Did you suffer an injury directly or indirectly because of a government entity?

You have a right to sue a government entity to receive compensation for an injury you may have suffered directly or indirectly because of the conduct of an employee, agent, or the government entity. However, when suing a government entity, there may be additional steps to follow.   Generally, California law requires that each injured person first file a claim directly with the government entity within 6 months of the injury date before filing a lawsuit in court. This step is required mainly because it informs the government entity about your claim, allows it to investigate and collect evidence, and allows it the opportunity to attempt to resolve your claim with you before litigation. You do not have to accept whatever determination the government entity makes.

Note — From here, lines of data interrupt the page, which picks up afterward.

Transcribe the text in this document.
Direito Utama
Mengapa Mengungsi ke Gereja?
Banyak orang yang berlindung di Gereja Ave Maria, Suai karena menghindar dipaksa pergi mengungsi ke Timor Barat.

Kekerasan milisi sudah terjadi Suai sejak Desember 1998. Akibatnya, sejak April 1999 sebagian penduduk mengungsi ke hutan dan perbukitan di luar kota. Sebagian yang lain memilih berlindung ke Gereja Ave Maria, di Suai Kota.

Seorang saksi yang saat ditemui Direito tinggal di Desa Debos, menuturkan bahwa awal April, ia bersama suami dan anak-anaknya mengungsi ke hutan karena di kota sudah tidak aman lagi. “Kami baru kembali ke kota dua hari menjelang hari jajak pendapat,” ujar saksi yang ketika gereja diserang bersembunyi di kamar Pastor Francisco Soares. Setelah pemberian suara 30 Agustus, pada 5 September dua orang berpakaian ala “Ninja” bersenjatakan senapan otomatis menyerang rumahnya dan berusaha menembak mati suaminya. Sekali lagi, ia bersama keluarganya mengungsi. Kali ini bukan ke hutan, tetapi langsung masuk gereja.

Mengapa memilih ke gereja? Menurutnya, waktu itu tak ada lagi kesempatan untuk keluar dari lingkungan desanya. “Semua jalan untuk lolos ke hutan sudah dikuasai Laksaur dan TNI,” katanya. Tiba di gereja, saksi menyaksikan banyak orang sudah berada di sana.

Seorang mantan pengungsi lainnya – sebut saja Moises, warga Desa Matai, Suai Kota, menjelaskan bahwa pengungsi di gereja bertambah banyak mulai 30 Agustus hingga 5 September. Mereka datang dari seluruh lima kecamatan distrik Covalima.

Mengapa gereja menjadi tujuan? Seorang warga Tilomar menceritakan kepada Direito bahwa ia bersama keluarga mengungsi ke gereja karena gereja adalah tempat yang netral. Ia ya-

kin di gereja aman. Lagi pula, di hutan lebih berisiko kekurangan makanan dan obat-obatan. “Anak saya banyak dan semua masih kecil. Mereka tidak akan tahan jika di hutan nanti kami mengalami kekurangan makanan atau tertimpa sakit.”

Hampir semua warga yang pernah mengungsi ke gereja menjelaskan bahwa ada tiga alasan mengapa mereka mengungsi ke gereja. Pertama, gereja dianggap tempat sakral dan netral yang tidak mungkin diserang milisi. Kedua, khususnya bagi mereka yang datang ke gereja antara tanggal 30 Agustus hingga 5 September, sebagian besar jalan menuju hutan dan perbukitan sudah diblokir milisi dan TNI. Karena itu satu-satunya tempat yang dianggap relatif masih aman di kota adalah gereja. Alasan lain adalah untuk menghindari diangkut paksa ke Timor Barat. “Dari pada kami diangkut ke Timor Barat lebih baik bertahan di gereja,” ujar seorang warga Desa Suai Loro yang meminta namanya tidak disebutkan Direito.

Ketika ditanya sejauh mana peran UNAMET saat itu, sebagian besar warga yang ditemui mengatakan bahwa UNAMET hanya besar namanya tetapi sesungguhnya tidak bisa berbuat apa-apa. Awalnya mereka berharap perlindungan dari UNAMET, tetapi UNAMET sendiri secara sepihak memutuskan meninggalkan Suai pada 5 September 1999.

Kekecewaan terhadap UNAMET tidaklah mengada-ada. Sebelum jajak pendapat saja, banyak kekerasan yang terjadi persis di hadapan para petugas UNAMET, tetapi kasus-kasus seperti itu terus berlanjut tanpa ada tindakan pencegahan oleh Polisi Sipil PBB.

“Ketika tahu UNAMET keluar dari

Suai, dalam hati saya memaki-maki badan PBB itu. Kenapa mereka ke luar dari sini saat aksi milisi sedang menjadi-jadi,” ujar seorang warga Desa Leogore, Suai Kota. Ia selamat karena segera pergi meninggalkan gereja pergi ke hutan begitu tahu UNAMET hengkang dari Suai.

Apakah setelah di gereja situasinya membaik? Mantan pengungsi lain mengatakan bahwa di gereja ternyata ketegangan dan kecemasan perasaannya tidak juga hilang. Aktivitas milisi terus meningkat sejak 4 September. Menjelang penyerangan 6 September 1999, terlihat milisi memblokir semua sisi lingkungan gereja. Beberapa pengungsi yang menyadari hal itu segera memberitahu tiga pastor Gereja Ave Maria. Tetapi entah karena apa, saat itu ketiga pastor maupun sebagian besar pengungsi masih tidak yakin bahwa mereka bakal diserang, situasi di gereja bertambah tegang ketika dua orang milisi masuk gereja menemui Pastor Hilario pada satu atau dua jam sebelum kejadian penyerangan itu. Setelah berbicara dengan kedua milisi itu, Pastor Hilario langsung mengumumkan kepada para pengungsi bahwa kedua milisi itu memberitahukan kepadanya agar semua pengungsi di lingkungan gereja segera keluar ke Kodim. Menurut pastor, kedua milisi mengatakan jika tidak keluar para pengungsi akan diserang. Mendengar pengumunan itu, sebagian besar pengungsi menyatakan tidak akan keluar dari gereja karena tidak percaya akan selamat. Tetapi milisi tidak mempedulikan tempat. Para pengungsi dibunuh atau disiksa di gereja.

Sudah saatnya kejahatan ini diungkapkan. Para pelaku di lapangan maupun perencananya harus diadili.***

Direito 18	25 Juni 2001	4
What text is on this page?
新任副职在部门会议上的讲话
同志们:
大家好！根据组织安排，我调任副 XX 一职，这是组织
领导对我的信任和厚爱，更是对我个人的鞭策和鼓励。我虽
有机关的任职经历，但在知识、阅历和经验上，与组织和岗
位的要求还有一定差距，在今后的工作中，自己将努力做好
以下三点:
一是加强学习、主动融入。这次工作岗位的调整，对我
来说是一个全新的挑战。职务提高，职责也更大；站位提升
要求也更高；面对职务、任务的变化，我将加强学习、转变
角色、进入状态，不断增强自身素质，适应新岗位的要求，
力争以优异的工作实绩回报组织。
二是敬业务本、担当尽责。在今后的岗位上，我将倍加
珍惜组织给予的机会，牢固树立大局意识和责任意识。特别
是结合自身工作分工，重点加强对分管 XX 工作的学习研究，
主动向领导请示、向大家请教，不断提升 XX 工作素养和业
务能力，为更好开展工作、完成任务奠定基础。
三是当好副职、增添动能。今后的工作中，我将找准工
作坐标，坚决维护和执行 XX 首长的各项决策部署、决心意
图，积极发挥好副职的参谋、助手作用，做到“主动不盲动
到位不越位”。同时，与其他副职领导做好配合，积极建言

After allowing the government entity to review your claim, you can file a lawsuit against it in court. If the government entity does not first receive your claim, a lawsuit filed against it in court may be dismissed.   There are time limits to file not only a claim with the government entity, but also a lawsuit in court, so act quickly. The time to file your claim with a government entity may vary, but each entity should make this information available to you. A good rule of thumb is to file immediately because there is generally a 6-month time limit to file a lawsuit in court against a government entity. If you file a lawsuit after the time limit has passed, your lawsuit could be dismissed. Thus, you should file your claim with the government entity immediately, so that you preserve your right to file a lawsuit in court.